Quite a good video and short summary, narrated by Brian Cox:


----------



## Overread (Dec 11, 2017)

As I've never really studied Rome in any depth I'd say it surprised me how many of the Rulers names I was familiar with. If not the specific details, at least with their name was familiar to me.


----------



## Foxbat (Dec 12, 2017)

I have a couple of books that make fairly light but interesting reading. Between them, they cover the republic and the emperors:
_Chronicle of the Roman Republic _by Philip Matyszak and _Chronicle of the Roman Emperors_ by Chris Scarre.


----------



## Brian G Turner (Dec 12, 2017)

Foxbat said:


> _Chronicle of the Roman Emperors_ by Chris Scarre.



Ooh, I have that one - it's a great introduction to the various Emperors.


----------



## Foxbat (Dec 12, 2017)

Brian G Turner said:


> Ooh, I have that one - it's a great introduction to the various Emperors.

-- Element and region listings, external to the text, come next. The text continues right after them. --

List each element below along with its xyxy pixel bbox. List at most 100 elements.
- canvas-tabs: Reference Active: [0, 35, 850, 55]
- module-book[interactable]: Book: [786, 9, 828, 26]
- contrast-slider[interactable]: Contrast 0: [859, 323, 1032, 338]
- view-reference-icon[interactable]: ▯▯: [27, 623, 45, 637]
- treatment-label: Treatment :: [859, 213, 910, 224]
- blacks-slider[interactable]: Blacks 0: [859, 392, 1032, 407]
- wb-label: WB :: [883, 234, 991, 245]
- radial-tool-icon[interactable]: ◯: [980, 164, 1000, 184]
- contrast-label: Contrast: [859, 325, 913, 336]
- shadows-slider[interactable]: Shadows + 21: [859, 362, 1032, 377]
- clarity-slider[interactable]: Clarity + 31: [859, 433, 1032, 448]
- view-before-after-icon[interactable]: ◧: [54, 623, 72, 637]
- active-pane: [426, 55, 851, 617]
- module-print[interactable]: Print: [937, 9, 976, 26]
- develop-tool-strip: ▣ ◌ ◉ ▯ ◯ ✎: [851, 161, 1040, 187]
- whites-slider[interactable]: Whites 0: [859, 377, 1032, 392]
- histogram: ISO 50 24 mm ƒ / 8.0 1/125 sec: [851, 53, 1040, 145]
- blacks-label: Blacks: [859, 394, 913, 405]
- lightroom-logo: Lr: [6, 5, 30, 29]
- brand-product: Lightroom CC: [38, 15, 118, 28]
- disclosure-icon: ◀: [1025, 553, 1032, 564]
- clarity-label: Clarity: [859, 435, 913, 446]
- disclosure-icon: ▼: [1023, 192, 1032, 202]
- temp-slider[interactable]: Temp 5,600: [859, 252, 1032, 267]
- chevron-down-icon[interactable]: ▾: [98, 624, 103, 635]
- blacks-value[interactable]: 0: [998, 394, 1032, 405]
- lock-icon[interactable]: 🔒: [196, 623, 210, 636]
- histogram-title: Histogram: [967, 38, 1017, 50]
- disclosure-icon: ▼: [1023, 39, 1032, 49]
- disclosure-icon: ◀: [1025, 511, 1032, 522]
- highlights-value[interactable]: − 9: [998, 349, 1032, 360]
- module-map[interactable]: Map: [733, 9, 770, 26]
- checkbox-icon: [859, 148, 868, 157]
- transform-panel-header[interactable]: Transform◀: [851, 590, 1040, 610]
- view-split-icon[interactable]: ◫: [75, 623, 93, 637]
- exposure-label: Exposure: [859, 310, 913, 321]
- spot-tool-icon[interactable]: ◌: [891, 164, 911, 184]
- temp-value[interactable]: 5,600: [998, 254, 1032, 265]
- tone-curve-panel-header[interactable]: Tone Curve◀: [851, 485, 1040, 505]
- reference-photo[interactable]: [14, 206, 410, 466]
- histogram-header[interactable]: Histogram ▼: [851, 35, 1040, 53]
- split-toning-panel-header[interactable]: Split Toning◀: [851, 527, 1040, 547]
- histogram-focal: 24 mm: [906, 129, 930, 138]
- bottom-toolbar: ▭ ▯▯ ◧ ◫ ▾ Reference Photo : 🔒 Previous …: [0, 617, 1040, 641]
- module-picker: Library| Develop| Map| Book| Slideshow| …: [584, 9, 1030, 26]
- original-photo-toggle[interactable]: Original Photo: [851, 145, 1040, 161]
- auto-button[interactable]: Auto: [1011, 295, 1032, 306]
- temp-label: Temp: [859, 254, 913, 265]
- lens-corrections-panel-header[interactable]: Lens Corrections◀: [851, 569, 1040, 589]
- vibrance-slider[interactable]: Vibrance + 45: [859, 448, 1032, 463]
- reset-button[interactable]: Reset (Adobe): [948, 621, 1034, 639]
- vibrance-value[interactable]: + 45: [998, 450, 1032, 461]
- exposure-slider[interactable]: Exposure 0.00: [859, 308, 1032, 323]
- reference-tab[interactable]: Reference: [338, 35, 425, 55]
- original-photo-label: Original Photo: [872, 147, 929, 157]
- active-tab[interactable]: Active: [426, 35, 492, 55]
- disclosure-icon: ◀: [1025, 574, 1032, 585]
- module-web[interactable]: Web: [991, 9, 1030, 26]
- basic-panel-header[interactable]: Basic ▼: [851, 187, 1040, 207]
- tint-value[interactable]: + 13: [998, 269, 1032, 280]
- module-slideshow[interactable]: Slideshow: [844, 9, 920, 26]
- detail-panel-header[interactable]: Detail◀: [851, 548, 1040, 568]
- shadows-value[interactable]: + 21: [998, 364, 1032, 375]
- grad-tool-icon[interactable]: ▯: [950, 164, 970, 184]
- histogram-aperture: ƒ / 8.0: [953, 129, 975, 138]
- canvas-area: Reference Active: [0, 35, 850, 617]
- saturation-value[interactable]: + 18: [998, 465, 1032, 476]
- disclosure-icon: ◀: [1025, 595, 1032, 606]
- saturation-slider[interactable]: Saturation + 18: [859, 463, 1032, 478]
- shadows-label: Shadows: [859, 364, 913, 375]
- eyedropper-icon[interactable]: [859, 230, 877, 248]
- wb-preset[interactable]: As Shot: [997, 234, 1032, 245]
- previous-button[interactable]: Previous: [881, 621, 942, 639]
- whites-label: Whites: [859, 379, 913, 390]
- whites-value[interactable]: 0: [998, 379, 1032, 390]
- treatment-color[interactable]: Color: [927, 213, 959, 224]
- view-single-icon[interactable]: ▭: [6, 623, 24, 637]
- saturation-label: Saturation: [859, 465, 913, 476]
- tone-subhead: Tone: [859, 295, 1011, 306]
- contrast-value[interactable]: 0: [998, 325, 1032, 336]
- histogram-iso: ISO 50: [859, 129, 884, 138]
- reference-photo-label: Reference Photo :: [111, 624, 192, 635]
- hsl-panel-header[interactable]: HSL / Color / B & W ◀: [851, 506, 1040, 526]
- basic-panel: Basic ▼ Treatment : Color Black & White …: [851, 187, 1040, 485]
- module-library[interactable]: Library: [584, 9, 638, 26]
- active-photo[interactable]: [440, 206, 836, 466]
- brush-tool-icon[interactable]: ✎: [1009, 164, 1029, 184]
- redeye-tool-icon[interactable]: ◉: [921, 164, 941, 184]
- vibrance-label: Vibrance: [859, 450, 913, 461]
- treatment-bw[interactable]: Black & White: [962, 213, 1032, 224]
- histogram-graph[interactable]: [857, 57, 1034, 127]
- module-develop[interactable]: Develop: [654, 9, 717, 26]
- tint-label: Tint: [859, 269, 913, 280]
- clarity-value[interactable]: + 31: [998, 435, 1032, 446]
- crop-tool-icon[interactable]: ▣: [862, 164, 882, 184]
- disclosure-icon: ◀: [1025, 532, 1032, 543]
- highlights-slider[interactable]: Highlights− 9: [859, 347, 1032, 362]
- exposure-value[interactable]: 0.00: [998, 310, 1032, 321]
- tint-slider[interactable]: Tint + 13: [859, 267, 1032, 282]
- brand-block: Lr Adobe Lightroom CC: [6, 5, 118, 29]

Yes, they're great introductory  books. I also have Chronicles of the Popes, the Tsars and the Pharoahs...all worth a look if you've an interest in history


----------



## Brian G Turner (Dec 12, 2017)

I also have the Pharoahs one, but didn't know about the Tsar or Popes ones - I might find them a useful reference for story research.


----------